We want to help create a Scotland that empowers its individuals and its communities, because this is the way we will also empower our nation in its new role as an independent state.  We want to lift the burdens of excessive tax and regulation from our people and open up their choices in health and education.  We want our cities, towns, villages and countryside to make choices for their own services and their own environment without the interference of central government.

On Independence:

Wealthy Nation wants a prosperous future for the people of Scotland.  Scotland is already a Wealthy Nation but our wealth is not reinvested in Scotland and we can be even more successful still if we put our wealth to work in the right way.  In the UK, our wealth has been used in the wrong way.  For many years the Scottish economy has enjoyed financial freedom.

We need to be liberated from failed British policies so that we can prosper through a new economic freedom and self determination.  The UK is a typical modern failed state.  It fails because it tries to do too much.  But when it fails, it keeps the powers with which it has tried to do too much.  It then uses them to curtail our freedom through red tape, surveillance and control.

Our nation will grow, in terms of money, creativity and quality of life, not through the actions of government but through the initiatives of the people: their resources, their ideas, their commitment.  They enrich themselves as they enrich society, not just in a material sense but also in an intellectual and a moral sense.  Wealthy Nation wants to cut the state down to size.  We think this is impossible in the failed British state, but we can organise the new Scottish state in the interests of a free people.  It will become a richer state in every way.  The independence of the nation is the key to the Scotland we seek.

Economic Liberty:

We want a Scotland that allows freedom to flourish.

In the UK, Scotland is treated as if it is a dependent region requiring subsidies, when in fact it is not. This negative attitude towards Scotland holds us back in answering the constant challenges of the changing global economy.  In an independent Scotland all our energies should be turned to meeting those challenges and keeping ahead of the game.

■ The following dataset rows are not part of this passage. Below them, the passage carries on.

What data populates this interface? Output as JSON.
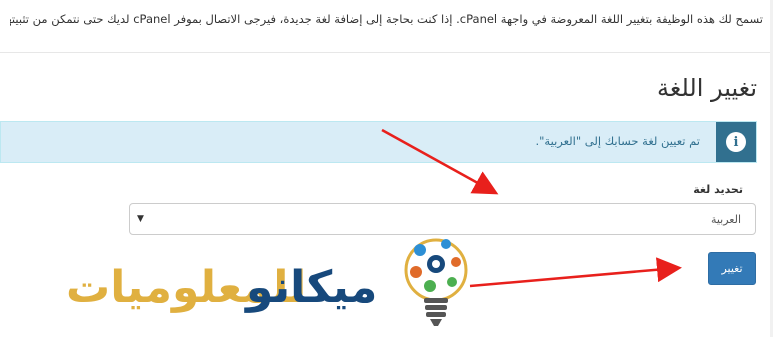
{
  "intro_text": "تسمح لك هذه الوظيفة بتغيير اللغة المعروضة في واجهة cPanel. إذا كنت بحاجة إلى إضافة لغة جديدة، فيرجى الاتصال بموفر cPanel لديك حتى نتمكن من تثبيتها.",
  "page_title": "تغيير اللغة",
  "alert": {
    "icon": "info-icon",
    "message": "تم تعيين لغة حسابك إلى \"العربية\"."
  },
  "language_select": {
    "label": "تحديد لغة",
    "selected": "العربية",
    "arrow": "▼"
  },
  "change_button": "تغيير",
  "watermark": {
    "text_blue": "ميكانو",
    "text_gold": "للمعلوميات"
  },
  "colors": {
    "alert_bg": "#d9edf7",
    "alert_icon_bg": "#31708f",
    "button": "#337ab7",
    "arrow": "#e8201c",
    "logo_blue": "#17497c",
    "logo_gold": "#e0b040"
  }
}
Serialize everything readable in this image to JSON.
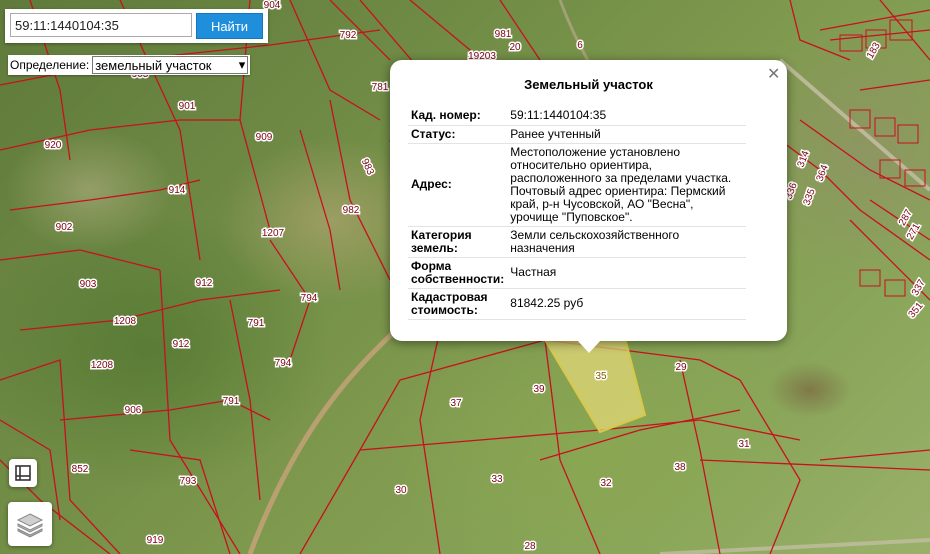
{
  "search": {
    "value": "59:11:1440104:35",
    "button_label": "Найти"
  },
  "definition": {
    "label": "Определение:",
    "selected": "земельный участок"
  },
  "popup": {
    "title": "Земельный участок",
    "rows": [
      {
        "key": "Кад. номер:",
        "value": "59:11:1440104:35"
      },
      {
        "key": "Статус:",
        "value": "Ранее учтенный"
      },
      {
        "key": "Адрес:",
        "value": "Местоположение установлено относительно ориентира, расположенного за пределами участка. Почтовый адрес ориентира: Пермский край, р-н Чусовской, АО \"Весна\", урочище \"Пуповское\"."
      },
      {
        "key": "Категория земель:",
        "value": "Земли сельскохозяйственного назначения"
      },
      {
        "key": "Форма собственности:",
        "value": "Частная"
      },
      {
        "key": "Кадастровая стоимость:",
        "value": "81842.25 руб"
      }
    ]
  },
  "parcel_labels": [
    "904",
    "792",
    "981",
    "20",
    "19203",
    "6",
    "905",
    "781",
    "183",
    "901",
    "909",
    "920",
    "983",
    "914",
    "982",
    "902",
    "1207",
    "336",
    "364",
    "335",
    "314",
    "287",
    "271",
    "903",
    "912",
    "794",
    "791",
    "1208",
    "912",
    "337",
    "351",
    "1208",
    "794",
    "906",
    "791",
    "37",
    "39",
    "35",
    "29",
    "31",
    "33",
    "32",
    "38",
    "852",
    "793",
    "30",
    "919",
    "28"
  ],
  "icons": {
    "close": "close-icon",
    "legend": "legend-icon",
    "layers": "layers-icon"
  },
  "colors": {
    "boundary": "#c8101e",
    "selected_fill": "#e8dc7a",
    "button": "#1f8fdb"
  }
}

Held back by socialism ourselves, we should look for an example to the small countries of the former Communist bloc, Estonia, Georgia, Slovakia and Slovenia which have taken this path and today achieve rates of growth that we in Scotland have not seen for a hundred years.

Self-reliance:

As we succeed in our aims, we will build again on the Scottish virtues of self-reliance.  Instead of having everything dictated to us through central and local heavy handed bureaucracy, we shall enable families and communities to make their own decisions.  As our people grow into those traditional Scottish virtues once again, they  will also  make more good decisions for their personal and local needs, and in a free economy they will reap the full reward of that.